Bluefin Labs also sliced the data by broader audience segments, comparing beer and wine drinkers, and cat and dog owners. The company identified the lifestyle groups by analyzing historical social media chatter and then ranked the shows each group talked about most. The findings are rather intuitive.

  • Sports programming features prominently on the top 10 list for beer drinkers.
  • Fashion and relationship-related programming dominates the list for wine drinkers.
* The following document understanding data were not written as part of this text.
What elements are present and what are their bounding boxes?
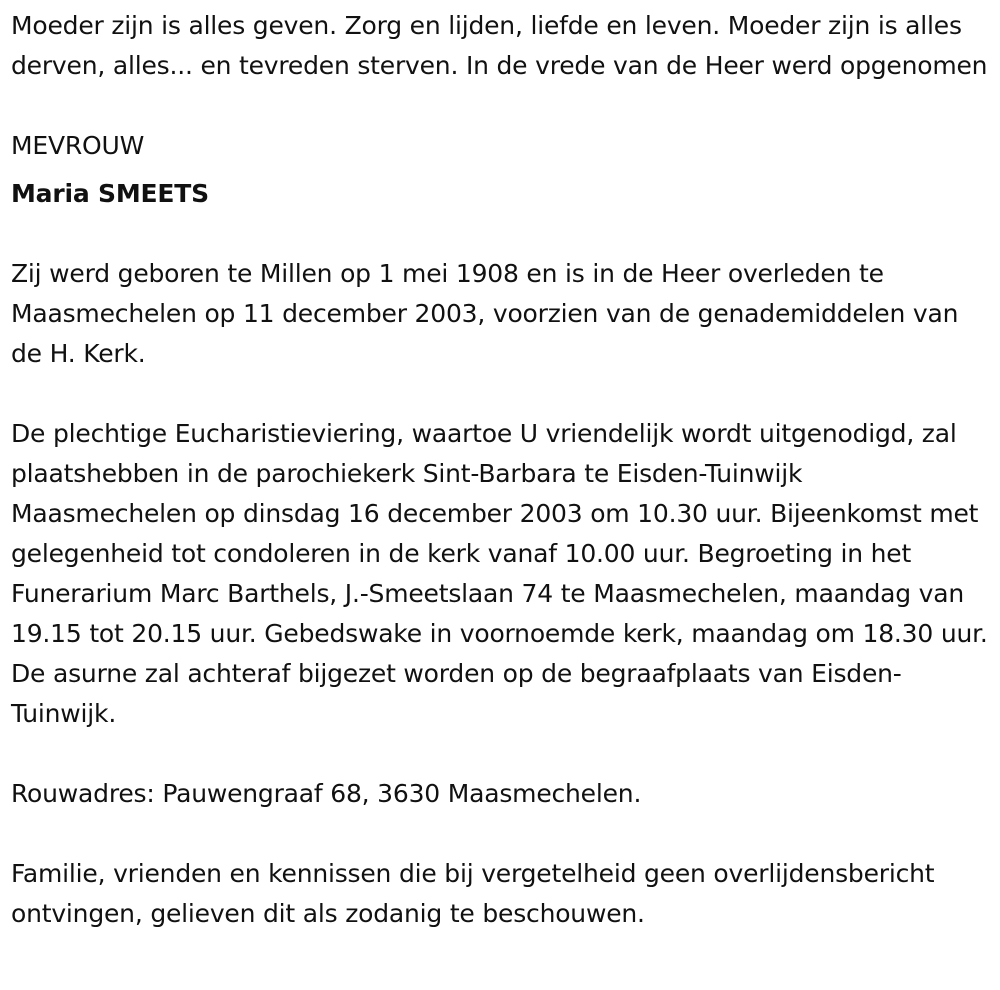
closing-text: Familie, vrienden en kennissen die bij vergetelheid geen overlijdensbericht ontvingen, gelieven dit als zodanig te beschouwen. — [11, 859, 935, 928]
spacer — [11, 814, 988, 854]
address-text: Rouwadres: Pauwengraaf 68, 3630 Maasmechelen. — [11, 779, 642, 808]
spacer — [11, 374, 988, 414]
spacer — [11, 734, 988, 774]
spacer — [11, 214, 988, 254]
birth-death-text: Zij werd geboren te Millen op 1 mei 1908 en is in de Heer overleden te Maasmechelen op 11 december 2003, voorzien van de genademiddelen van de H. Kerk. — [11, 259, 959, 368]
ceremony-text: De plechtige Eucharistieviering, waartoe U vriendelijk wordt uitgenodigd, zal plaatshebben in de parochiekerk Sint-Barbara te Eisden-Tuinwijk Maasmechelen op dinsdag 16 december 2003 om 10.30 uur. Bijeenkomst met gelegenheid tot condoleren in de kerk vanaf 10.00 uur. Begroeting in het Funerarium Marc Barthels, J.-Smeetslaan 74 te Maasmechelen, maandag van 19.15 tot 20.15 uur. Gebedswake in voornoemde kerk, maandag om 18.30 uur. De asurne zal achteraf bijgezet worden op de begraafplaats van Eisden-Tuinwijk. — [11, 419, 988, 728]
intro-text: Moeder zijn is alles geven. Zorg en lijden, liefde en leven. Moeder zijn is alles derven, alles... en tevreden sterven. In de vrede van de Heer werd opgenomen — [11, 11, 988, 80]
deceased-name: Maria SMEETS — [11, 179, 209, 208]
title-label: MEVROUW — [11, 131, 145, 160]
spacer — [11, 86, 988, 126]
Social Media’s Growing Role in Marketing

Gauging Campaign Effectiveness: Tom Thai, VP of marketing and business development at Bluefin Labs said,“Social TV is not just about how much people talk during the shows,” Thai said. “What people say about brands and commercials is also  a big part. We’ll be able to, in 2012, tell a lot more interesting stories about how real-world audiences in social media react to TV campaigns and react to brands.”

Understanding Synergies between Paid and Earned Media:  Kate Sirkin, EVP of global research at Starcom MediaVest Group—which recently announced it was partnering with Bluefin Labs to help inform its clients media buys—noted that “understanding the cause-and-effect relationship between paid and earned media is a challenge. Bluefin Labs’ data provides us with an incredibly valuable new data set to evaluate this relationship.”

Targeting and Engaging The Best Segments for The Brand : Thai said that over the past year his company has been sharing the “basic building blocks” of social TV analytics with TV networks and agencies, and  the next step is to make the information brand specific. “Brands really want the shows with the most social conversations as it applies to their brand as well as other brands . . . or audiences or lifestyle segments that they care about.”

Snap Principle of Paid and Earned Media Synergy:

Social media is an invaluable opportunity to:

  • better understand customer segments’ receptiveness to your campaigns
  • more effectively reach customer segments through powerful word of mouth.